While it packs heavy film references, Anderson has been quite vocal that the primary influence on this new film is 1930s Viennese writer Stefan Zweig, who lamented the rise of fascism in Europe.

In Nick Pinkerton’s recent review of the film, he references a quote attributed to another Viennese writer, Karl Kraus. It’s a quote that gets to the heart of the passion of Gustave H and the little things in life. Pinkerton writes: “While the news of the bombing of Shanghai was on everyone’s lips, a friend encountered Kraus sitting in some coffeehouse and quibbling over matters of grammar. ‘I know that everything is in vain when the house is burning,’ Kraus said, ‘But I have to do this as long as it is at all possible; for if those who are obliged to look after commas had made sure they are always at the right place, then Shanghai would not be burning.’” 

And that’s Gustave H in a nutshell. There’s something commendable about his commitment to hospitality. And while he panders so often to the rich (specifically in his bedding of rich, blonde octogenarians), he also cares deeply about his modest and poor protégé, the film’s protagonist Zero Mustafa (played by Tony Rivoli, a welcome addition to the Andersonian cannon).

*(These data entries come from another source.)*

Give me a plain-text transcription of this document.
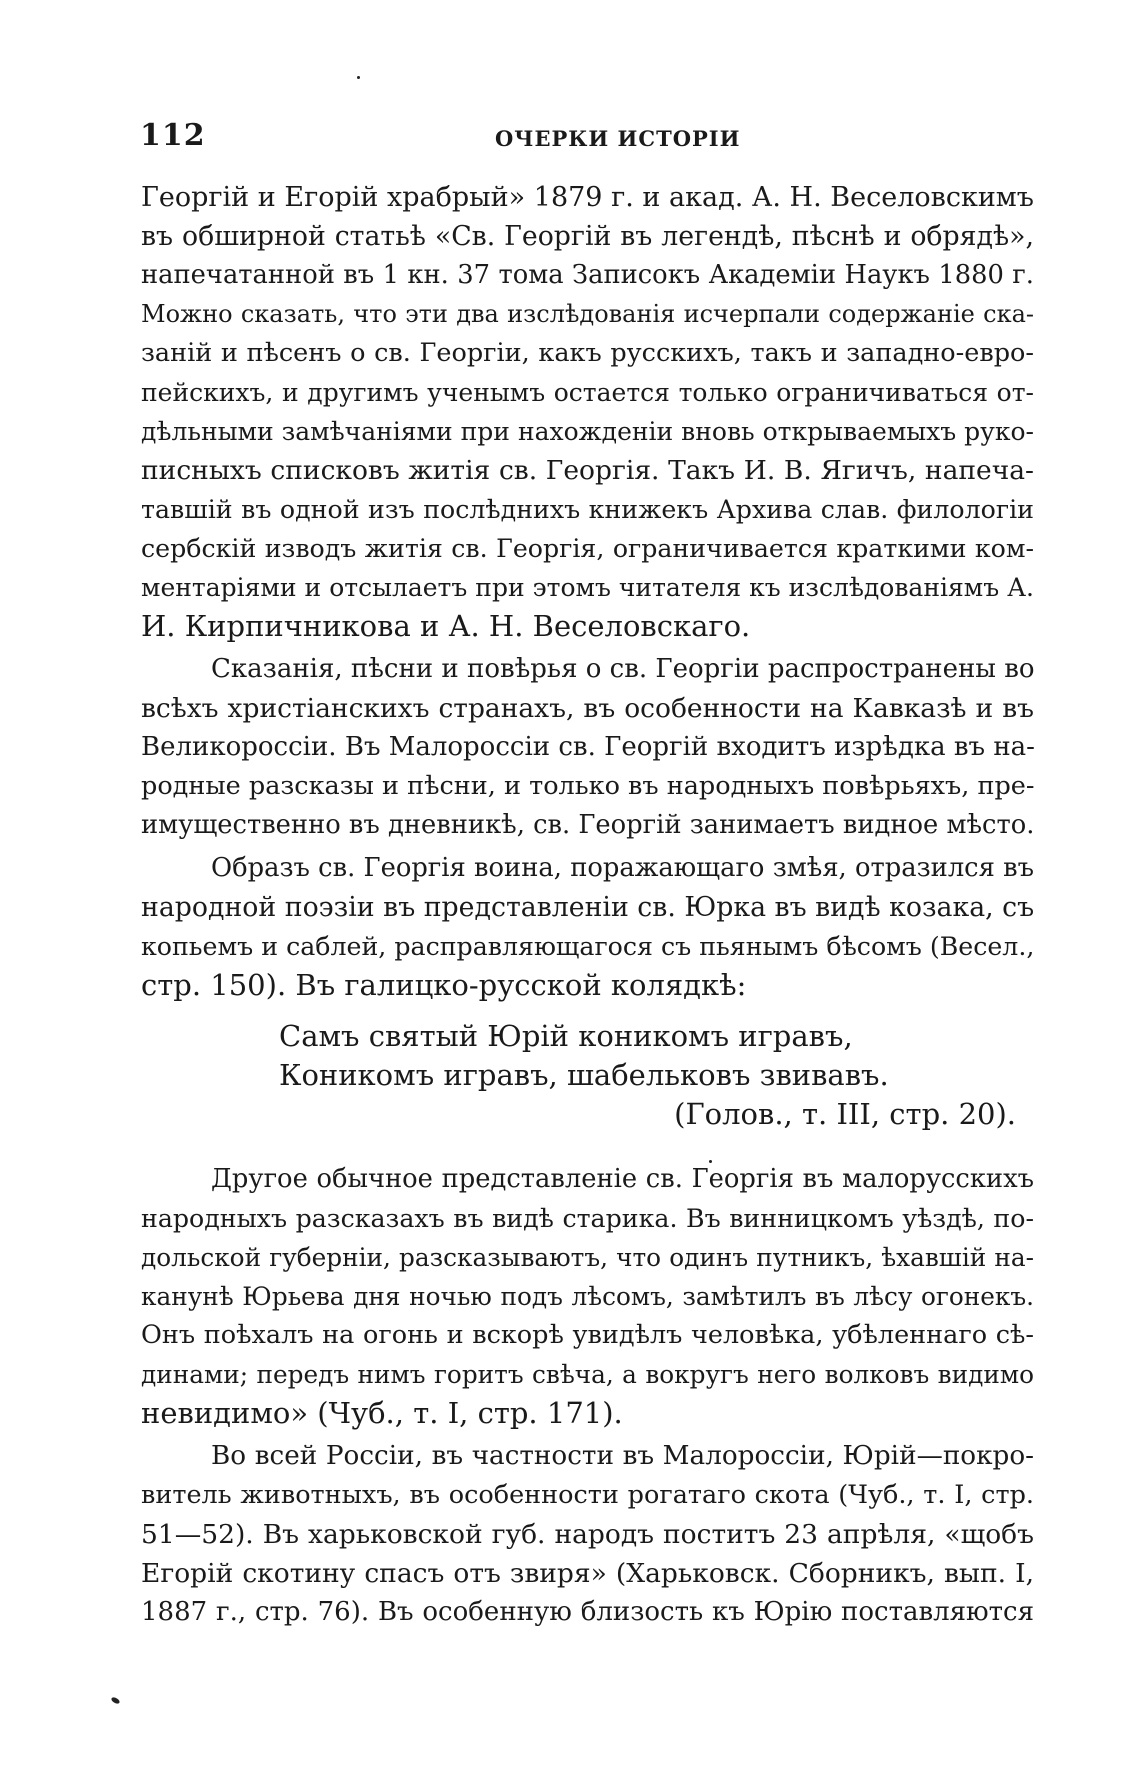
112	ОЧЕРКИ ИСТОРІИ
Георгій и Егорій храбрый» 1879 г. и акад. А. Н. Веселовскимъ
въ обширной статьѣ «Св. Георгій въ легендѣ, пѣснѣ и обрядѣ»,
напечатанной въ 1 кн. 37 тома Записокъ Академіи Наукъ 1880 г.
Можно сказать, что эти два изслѣдованія исчерпали содержаніе ска-
заній и пѣсенъ о св. Георгіи, какъ русскихъ, такъ и западно-евро-
пейскихъ, и другимъ ученымъ остается только ограничиваться от-
дѣльными замѣчаніями при нахожденіи вновь открываемыхъ руко-
писныхъ списковъ житія св. Георгія. Такъ И. В. Ягичъ, напеча-
тавшій въ одной изъ послѣднихъ книжекъ Архива слав. филологіи
сербскій изводъ житія св. Георгія, ограничивается краткими ком-
ментаріями и отсылаетъ при этомъ читателя къ изслѣдованіямъ А.
И. Кирпичникова и А. Н. Веселовскаго.
Сказанія, пѣсни и повѣрья о св. Георгіи распространены во
всѣхъ христіанскихъ странахъ, въ особенности на Кавказѣ и въ
Великороссіи. Въ Малороссіи св. Георгій входитъ изрѣдка въ на-
родные разсказы и пѣсни, и только въ народныхъ повѣрьяхъ, пре-
имущественно въ дневникѣ, св. Георгій занимаетъ видное мѣсто.
Образъ св. Георгія воина, поражающаго змѣя, отразился въ
народной поэзіи въ представленіи св. Юрка въ видѣ козака, съ
копьемъ и саблей, расправляющагося съ пьянымъ бѣсомъ (Весел.,
стр. 150). Въ галицко-русской колядкѣ:
Самъ святый Юрій коникомъ игравъ,
Коникомъ игравъ, шабельковъ звивавъ.
(Голов., т. III, стр. 20).
Другое обычное представленіе св. Георгія въ малорусскихъ
народныхъ разсказахъ въ видѣ старика. Въ винницкомъ уѣздѣ, по-
дольской губерніи, разсказываютъ, что одинъ путникъ, ѣхавшій на-
канунѣ Юрьева дня ночью подъ лѣсомъ, замѣтилъ въ лѣсу огонекъ.
Онъ поѣхалъ на огонь и вскорѣ увидѣлъ человѣка, убѣленнаго сѣ-
динами; передъ нимъ горитъ свѣча, а вокругъ него волковъ видимо
невидимо» (Чуб., т. I, стр. 171).
Во всей Россіи, въ частности въ Малороссіи, Юрій—покро-
витель животныхъ, въ особенности рогатаго скота (Чуб., т. I, стр.
51—52). Въ харьковской губ. народъ поститъ 23 апрѣля, «щобъ
Егорій скотину спасъ отъ звиря» (Харьковск. Сборникъ, вып. I,
1887 г., стр. 76). Въ особенную близость къ Юрію поставляются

Gustave later sees to it that Zero inherits the hotel in his passing, and even if Zero is unable to stop the oncoming war and the rise of fascism, his recognition of a glorious past keeps him optimistic.

The film opens with a framing device (a girl reading a book at a writer’s grave) within a framing device (that writer addressing the audience in 1985) within a framing device (that writer first visiting the eponymous hotel in 1968). While it may seem like a superfluous Russian doll set up, the tone of these temporal shifts is in keeping with the film’s overall project. There’s a sense of nostalgia that gains weight as Anderson dives further in the past. The unseemly concrete exterior and drab interior colors during the sequences in 1968 remind us of the aesthetic volatility of communism, and allow us to yearn for the exuberant pinks of the pre-war years.

In just a few short cuts, Wes Anderson has created in his viewer a true sense of nostalgia that allows us to connect with Zero, who we find recounting his story as an old man in 1968. It’s not just a gimmick; it’s a well-planned narrative device. And it is about time we start taking Wes Anderson seriously, despite how cute the icing on his films may appear to be.